Après, le statut des dents, on a beau éprouver tout l'amour à l'endroit d'une personne, c'est une tâche à apprendre, en fait. D'aimer l'autre, d'aimer l'autre cabossé, d'aimer l'autre chahuté par la vie est une condition nécessaire, absolument nécessaire pour pouvoir accompagner, pour pouvoir aider. Mais ça n'est pas suffisant, il faut apprendre. Est-ce qu'une part de vous est restée dans cette montagne ? Ah bah oui, oui, oui, nécessairement, et c'est ce qui nous interroge Mathilde et moi sur la question de retourner dans cette montagne, en fait, pour y retrouver quoi ? Ce que vous adorez, c'est votre passion, la montagne.
Ah bah c'est l'essence de nos vies, enfin depuis toujours, le mouvement du corps dehors, le jeu, le jeu, J-E-U, pas le jeu narcissique, mais le jeu jouer. Qu'est-ce que vous appelez le jeu ? Bah le jeu, jouer. Moi, mes parents m'ont présenté le jeu quand j'étais petit, de jouer dehors, va jouer dehors. Et je trouve que d'y consacrer une existence entière, c'est pas une trop mauvaise idée. Donc quand à 50 ans encore, vous glissez, vous sautez, vous grimpez, c'est quand même que vous avez décidé de dédier au jeu une large part de votre existence. Avec votre nouveau chien, c'est aussi la fin de cette histoire, parce que désormais il y a un nouveau chien dans vos vies.
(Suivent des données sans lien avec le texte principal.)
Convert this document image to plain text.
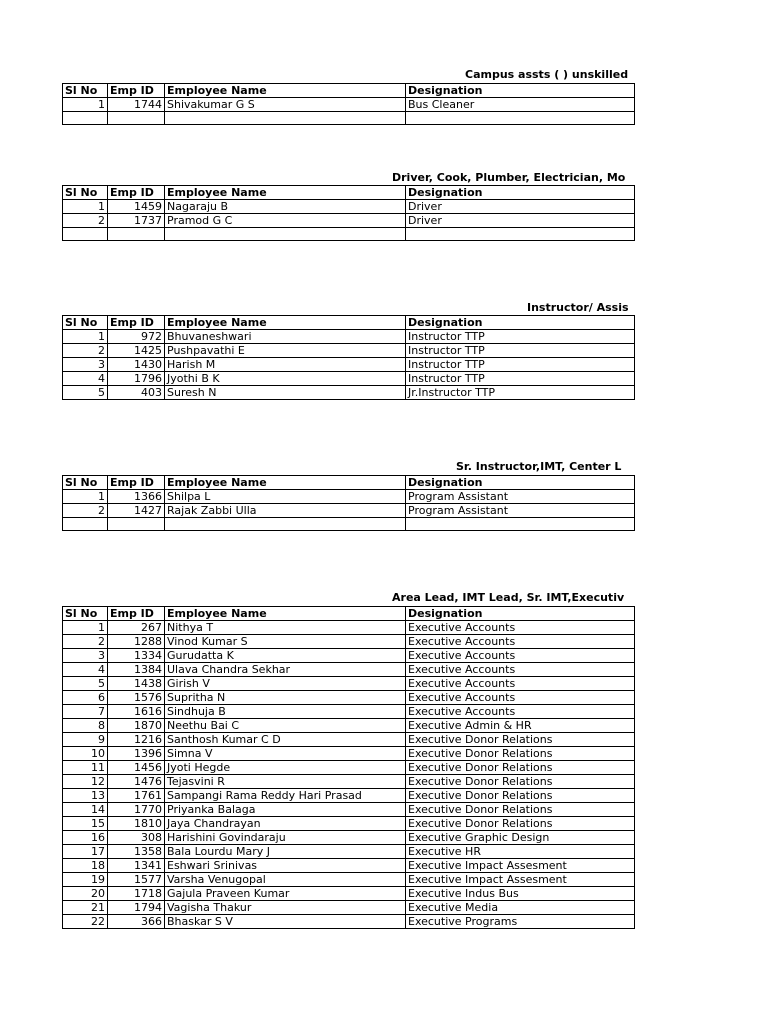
Campus assts ( ) unskilled
Sl No	Emp ID	Employee Name	Designation
1	1744	Shivakumar G S	Bus Cleaner

Driver, Cook, Plumber, Electrician, Mo
Sl No	Emp ID	Employee Name	Designation
1	1459	Nagaraju B	Driver
2	1737	Pramod G C	Driver

Instructor/ Assis
Sl No	Emp ID	Employee Name	Designation
1	972	Bhuvaneshwari	Instructor TTP
2	1425	Pushpavathi E	Instructor TTP
3	1430	Harish M	Instructor TTP
4	1796	Jyothi B K	Instructor TTP
5	403	Suresh N	Jr.Instructor TTP
Sr. Instructor,IMT, Center L
Sl No	Emp ID	Employee Name	Designation
1	1366	Shilpa L	Program Assistant
2	1427	Rajak Zabbi Ulla	Program Assistant

Area Lead, IMT Lead, Sr. IMT,Executiv
Sl No	Emp ID	Employee Name	Designation
1	267	Nithya T	Executive Accounts
2	1288	Vinod Kumar S	Executive Accounts
3	1334	Gurudatta K	Executive Accounts
4	1384	Ulava Chandra Sekhar	Executive Accounts
5	1438	Girish V	Executive Accounts
6	1576	Supritha N	Executive Accounts
7	1616	Sindhuja B	Executive Accounts
8	1870	Neethu Bai C	Executive Admin & HR
9	1216	Santhosh Kumar C D	Executive Donor Relations
10	1396	Simna V	Executive Donor Relations
11	1456	Jyoti Hegde	Executive Donor Relations
12	1476	Tejasvini R	Executive Donor Relations
13	1761	Sampangi Rama Reddy Hari Prasad	Executive Donor Relations
14	1770	Priyanka Balaga	Executive Donor Relations
15	1810	Jaya Chandrayan	Executive Donor Relations
16	308	Harishini Govindaraju	Executive Graphic Design
17	1358	Bala Lourdu Mary J	Executive HR
18	1341	Eshwari Srinivas	Executive Impact Assesment
19	1577	Varsha Venugopal	Executive Impact Assesment
20	1718	Gajula Praveen Kumar	Executive Indus Bus
21	1794	Vagisha Thakur	Executive Media
22	366	Bhaskar S V	Executive Programs
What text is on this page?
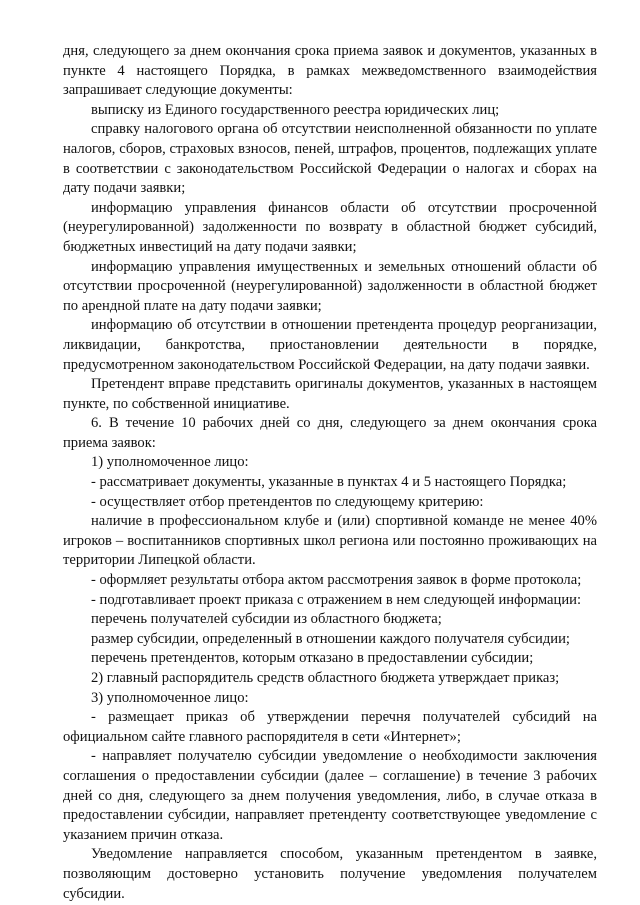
дня, следующего за днем окончания срока приема заявок и документов, указанных в пункте 4 настоящего Порядка, в рамках межведомственного взаимодействия запрашивает следующие документы:

выписку из Единого государственного реестра юридических лиц;

справку налогового органа об отсутствии неисполненной обязанности по уплате налогов, сборов, страховых взносов, пеней, штрафов, процентов, подлежащих уплате в соответствии с законодательством Российской Федерации о налогах и сборах на дату подачи заявки;

информацию управления финансов области об отсутствии просроченной (неурегулированной) задолженности по возврату в областной бюджет субсидий, бюджетных инвестиций на дату подачи заявки;

информацию управления имущественных и земельных отношений области об отсутствии просроченной (неурегулированной) задолженности в областной бюджет по арендной плате на дату подачи заявки;

информацию об отсутствии в отношении претендента процедур реорганизации, ликвидации, банкротства, приостановлении деятельности в порядке, предусмотренном законодательством Российской Федерации, на дату подачи заявки.

Претендент вправе представить оригиналы документов, указанных в настоящем пункте, по собственной инициативе.

6. В течение 10 рабочих дней со дня, следующего за днем окончания срока приема заявок:

1) уполномоченное лицо:

- рассматривает документы, указанные в пунктах 4 и 5 настоящего Порядка;

- осуществляет отбор претендентов по следующему критерию:

наличие в профессиональном клубе и (или) спортивной команде не менее 40% игроков – воспитанников спортивных школ региона или постоянно проживающих на территории Липецкой области.

- оформляет результаты отбора актом рассмотрения заявок в форме протокола;

- подготавливает проект приказа с отражением в нем следующей информации:

перечень получателей субсидии из областного бюджета;

размер субсидии, определенный в отношении каждого получателя субсидии;

перечень претендентов, которым отказано в предоставлении субсидии;

2) главный распорядитель средств областного бюджета утверждает приказ;

3) уполномоченное лицо:

- размещает приказ об утверждении перечня получателей субсидий на официальном сайте главного распорядителя в сети «Интернет»;

- направляет получателю субсидии уведомление о необходимости заключения соглашения о предоставлении субсидии (далее – соглашение) в течение 3 рабочих дней со дня, следующего за днем получения уведомления, либо, в случае отказа в предоставлении субсидии, направляет претенденту соответствующее уведомление с указанием причин отказа.

Уведомление направляется способом, указанным претендентом в заявке, позволяющим достоверно установить получение уведомления получателем субсидии.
Il y a un nouveau chien, et on croit ou pas au calendrier, on croit ou pas aux éphémérides, mais ce chien, il est arrivé dans notre vie un an, jour pour jour, heure pour heure quasiment, après l'accident de Mathilde. Donc il vient, s'il le fallait, si on manquait un peu de désordre et un peu d'animation dans nos existences, il vient remuer tout ça.